American music executive

Andrew Surmani is President and CEO of Surmani Business Coaching, LLCand Professor of Music Industry Studies/Academic Lead of the Master of Arts in Music Industry Administration program in the Mike Curb College of Arts, Media and Communication at California State University, Northridge (CSUN). Previously, he served as Chief Marketing Officer for Alfred Music, where he played a key role in the company's acquisition of Warner Brothers Publications, and launched numerous product lines.

== Education ==
Surmani has a Bachelor of Music degree in trumpet performance, and a Master of Business Administration degree from California State University, Northridge. While at CSUN, he played with the CSUN Wind Ensemble, Orchestra and Jazz "A" Band.

== Publications ==
Surmani has co-authored numerous books including the Alfred's Essentials of Music Theory series and Copyright Handbook for Music Educators and Directors, 2nd Edition. Alfred's Essentials of Music Theory is a multi-part multimedia program that teaches beginner and intermediate level music theory in individual and classroom settings. Surmani was also instrumental in the launch of Alfred Music's Sound Innovations series, the world's first customizable method for band and orchestra.

== Performances ==
As a musician, Surmani plays the trumpet and has toured throughout the US, Europe and Japan, and has performed in the Montreux Jazz Festival (Switzerland), Istanbul International Jazz Festival (Turkey), Jazz à Juan (Juan les Pins, France), Jazz à Vienne (Vienne, France), Umbria Jazz Festival (Italy), Wigan (England) and the Lake Biwa (Japan) jazz festivals. He has also performed in the concert halls of Carnegie Hall, David Geffen Hall and Alice Tully Hall at Lincoln Center for the Performing Arts, Fumon Hall in Tokyo, and the Dorothy Chandler Pavilion in Los Angeles.

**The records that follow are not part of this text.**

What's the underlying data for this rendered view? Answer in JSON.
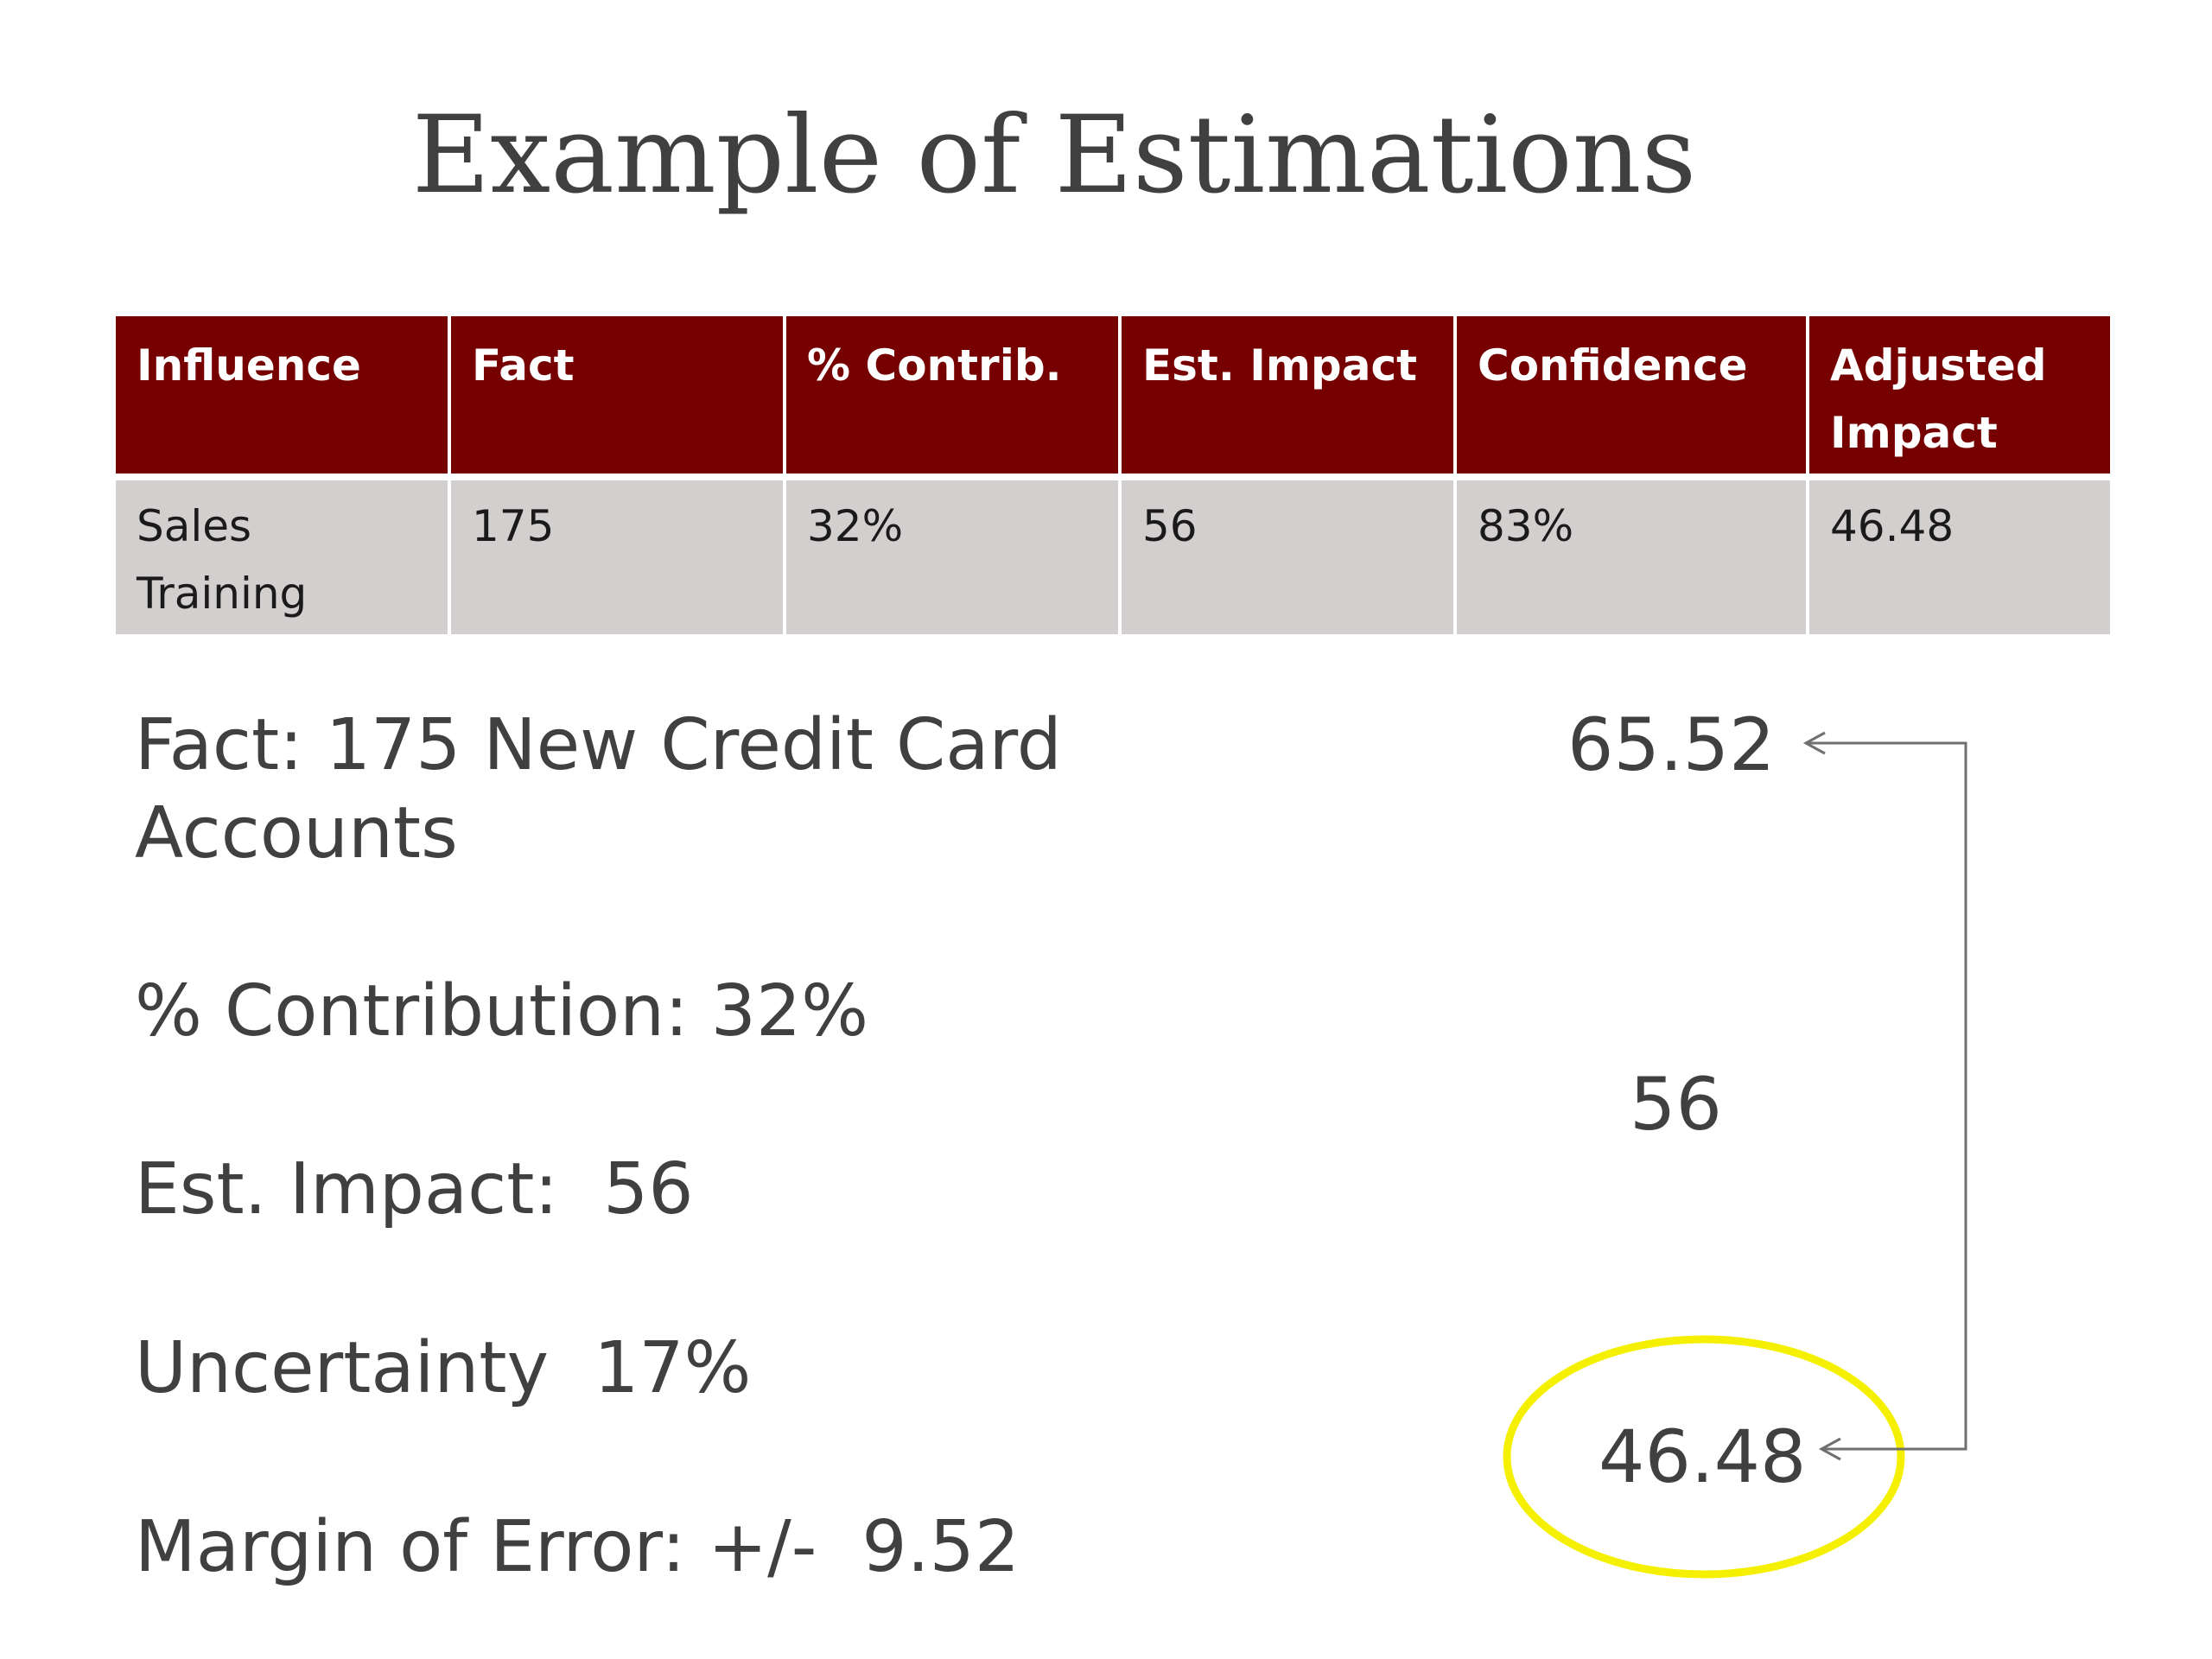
{
  "title": "Example of Estimations",
  "table": {
    "headers": [
      "Influence",
      "Fact",
      "% Contrib.",
      "Est.  Impact",
      "Confidence",
      "Adjusted Impact"
    ],
    "rows": [
      [
        "Sales Training",
        "175",
        "32%",
        "56",
        "83%",
        "46.48"
      ]
    ]
  },
  "details": {
    "fact": "Fact:  175 New Credit Card Accounts",
    "contribution": "% Contribution: 32%",
    "impact": "Est. Impact:  56",
    "uncertainty": "Uncertainty  17%",
    "margin": "Margin of Error: +/-  9.52"
  },
  "range": {
    "high": "65.52",
    "mid": "56",
    "low": "46.48"
  },
  "colors": {
    "header_bg": "#760000",
    "row_bg": "#d3cfcf",
    "highlight": "#f5f000"
  }
}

He played lead trumpet in the Walt Disney World All-American College Jazz Band and in the California All-State Honor Band, the McDonald's All-American High School Marching Band and Jazz Band.

== Nonprofits ==
He was a founding board member and is a past president of the international education nonprofit Jazz Education Network (JEN).

Surmani currently serves on The Sessions Board. The Sessions provides the bridge between dreams and reality by Enriching artist lives through Education, focusing on Empowering and sharpening their business skills in the pursuit of excellence.

Surmani also served on the Music and Arts Technology Industry Advisory Board at Indiana University - Purdue University Indianapolis (IUPUI) and the Technology In Music Education (TI:ME) Advisory Board. He was the founder and past president of the MATES Foundation, a 501(c)(3) non-profit corporation formed to support a new arts and technology charter school in Thousand Oaks, California.

Surmani is a native of Oakland, California and Skyline_High_School_(Oakland,_California), and now resides in Los Angeles, California.